I find this trend revolting. In the so-called golden age of movie magic, before the advent of television, theater screens were square, not rectangular, or widescreened, as they are today.
Television’s creators made it square to resemble motion picture screens, but movies saw how television improved the medium and grew envious. So to increase the cache of movie-going, as more dignified and expansive than television’s mere square, movie executives and theater owners made movie screens wider. To fit post-TV movies onto a television screen, you have to chop the end off, making the image square. Snobby movie folk insist that to appreciate a film fully, you have to see it letter-boxed, because otherwise, you’re being cheated of what the director wanted you to see. They’re probably right.

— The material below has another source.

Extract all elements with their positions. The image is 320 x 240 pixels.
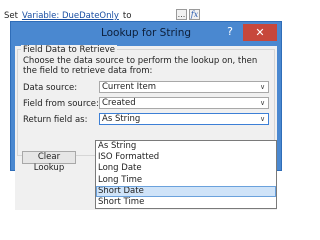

But, outside of the feature film context, the letter-box is utterly senseless, because all you’re doing is cutting off the top and bottom parts of the TV image. Certain pompous music videos, documentaries and television shows (like “ER”) letter-box their program, as though to say, “We’re not just TV. When you’re watching us, it’s as good as the movies. We’re really that good.” If I tried to put big, pointless black bars at the top and bottom of my column I’d be harangued by my readers and horse-whipped by my editor.
To help while away the hours of mindless healing, my brother gave me a set of “Babylon 5’s” first season. On the DVD, the episodes are, unlike their originally pristine, broadcast format, letter-boxed. So some chump network guy said, “Let’s destroy one-third of the original image to fool people into thinking they’re watching a movie!” These arrogant network swaggers are doing more than just mutilating TV’s geometrically pristine image and cheating their viewers of one-third of their screen. They’re trying to imitate a parent medium that doesn’t carry any more cache than it did when they first widened the screen for their bad actors and slow stories.
Movies are stupid and long and boring and expensive. Give me television! Where no problem is too big that it can’t be fixed in 22 minutes, and my dear friends return in sequels week after week.
Letter-boxing: it’s not just a poor directorial decision, it’s a crime. Let the revolution begin.